Die vier waren Mitglieder einer »Kidon«, einer kleinen Einheit hoch spezialisierter Einsatzkräfte, die in erster Linie für Liquidierungen zuständig war. Schnelle, effiziente, unauffällige Liquidierungen. Die Zielpersonen waren Feinde Israels, denen kein Prozess gemacht werden konnte, weil die Gerichte keine Zuständigkeit besaßen. Die meisten Zielpersonen hielten sich in arabischen und islamischen Ländern auf, allerdings wurden Kidon auch häufig im ehemaligen Ostblock, in Europa, Asien und den Vereinigten Staaten eingesetzt. Für sie gab es weder Grenzen noch Hindernisse. Nichts konnte sie davon abhalten, jene zu beseitigen, die Israel vernichten wollten. Die Frauen und Männer der Kidon besaßen die Lizenz, für ihr Land zu töten. Wenn die Liquidierung einer Zielperson erst einmal schriftlich vom Premierminister genehmigt war, wurde ein Operationsplan entwickelt, eine Einheit organisiert, und der Feind Israels war schon so gut wie tot.

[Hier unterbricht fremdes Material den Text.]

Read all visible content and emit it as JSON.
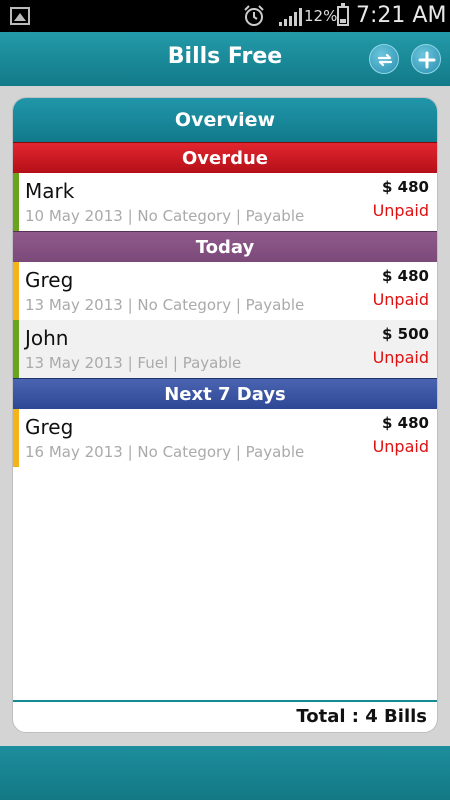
{
  "status_bar": {
    "battery_percent": "12%",
    "time": "7:21 AM",
    "icons": [
      "image-notification-icon",
      "alarm-clock-icon",
      "signal-icon",
      "battery-icon"
    ]
  },
  "app_bar": {
    "title": "Bills Free",
    "sync_icon": "sync-icon",
    "add_icon": "add-icon"
  },
  "overview": {
    "title": "Overview",
    "sections": [
      {
        "label": "Overdue",
        "color": "#c8161f",
        "bills": [
          {
            "name": "Mark",
            "meta": "10 May 2013 | No Category | Payable",
            "amount": "$ 480",
            "status": "Unpaid",
            "indicator": "#6aa41f"
          }
        ]
      },
      {
        "label": "Today",
        "color": "#865283",
        "bills": [
          {
            "name": "Greg",
            "meta": "13 May 2013 | No Category | Payable",
            "amount": "$ 480",
            "status": "Unpaid",
            "indicator": "#f5b31b"
          },
          {
            "name": "John",
            "meta": "13 May 2013 | Fuel | Payable",
            "amount": "$ 500",
            "status": "Unpaid",
            "indicator": "#6aa41f"
          }
        ]
      },
      {
        "label": "Next 7 Days",
        "color": "#3b56a6",
        "bills": [
          {
            "name": "Greg",
            "meta": "16 May 2013 | No Category | Payable",
            "amount": "$ 480",
            "status": "Unpaid",
            "indicator": "#f5b31b"
          }
        ]
      }
    ],
    "total": "Total : 4 Bills"
  },
  "colors": {
    "accent": "#178a98",
    "unpaid": "#e01010"
  }
}
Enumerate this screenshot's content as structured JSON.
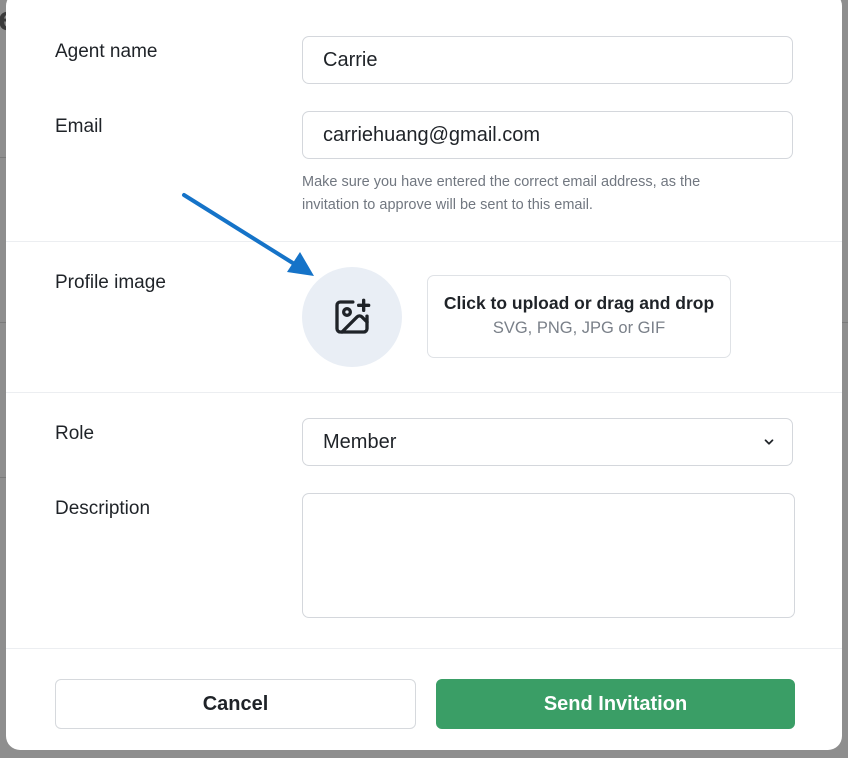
{
  "form": {
    "agent_name_label": "Agent name",
    "agent_name_value": "Carrie",
    "email_label": "Email",
    "email_value": "carriehuang@gmail.com",
    "email_helper_line1": "Make sure you have entered the correct email address, as the",
    "email_helper_line2": "invitation to approve will be sent to this email.",
    "profile_image_label": "Profile image",
    "upload_title": "Click to upload or drag and drop",
    "upload_subtitle": "SVG, PNG, JPG or GIF",
    "role_label": "Role",
    "role_value": "Member",
    "description_label": "Description",
    "description_value": ""
  },
  "footer": {
    "cancel_label": "Cancel",
    "send_label": "Send Invitation"
  },
  "icons": {
    "avatar": "image-plus-icon",
    "role_dropdown": "chevron-down-icon",
    "annotation": "arrow-icon"
  },
  "colors": {
    "primary": "#3a9e66",
    "annotation_arrow": "#1573c8",
    "avatar_bg": "#e9eef5"
  }
}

Grünes Licht von der Spitze des Staates zu bekommen war nur selten ein Problem.
Efraim warf eine Tüte mit Gebäck auf einen der Campingtische, an denen Rafi und Shaul über ihren Unterlagen brüteten. Amos saß in einer Ecke vor dem Computer und war in Stadtpläne von Bologna vertieft.
Die meisten ihrer Unterlagen waren inzwischen veraltet, darunter zahllose Seiten mit nutzlosen Hintergrundinformationen über Joel Backman, die vor Jahren zusammengetragen worden waren. Sie wussten alles über sein chaotisches Privatleben – über die drei Ex-Frauen, die drei Kinder, die ehemaligen Partner, die Freundinnen, die Mandanten, die früheren Freunde aus Washingtons Machtzirkeln. Als die Liquidierung vor sechs Jahren genehmigt worden war, hatte eine andere Kidon die Hintergrundinformationen zu Backman in aller Eile zusammengestellt. Ein erster Plan, nach dem Backman bei einem Autounfall in Washington ums Leben kommen sollte, war verworfen worden, als er sich plötzlich für schuldig erklärt hatte und ins Gefängnis geflüchtet war. In der Schutzhaft in Rudley konnte ihn nicht einmal eine Kidon erreichen.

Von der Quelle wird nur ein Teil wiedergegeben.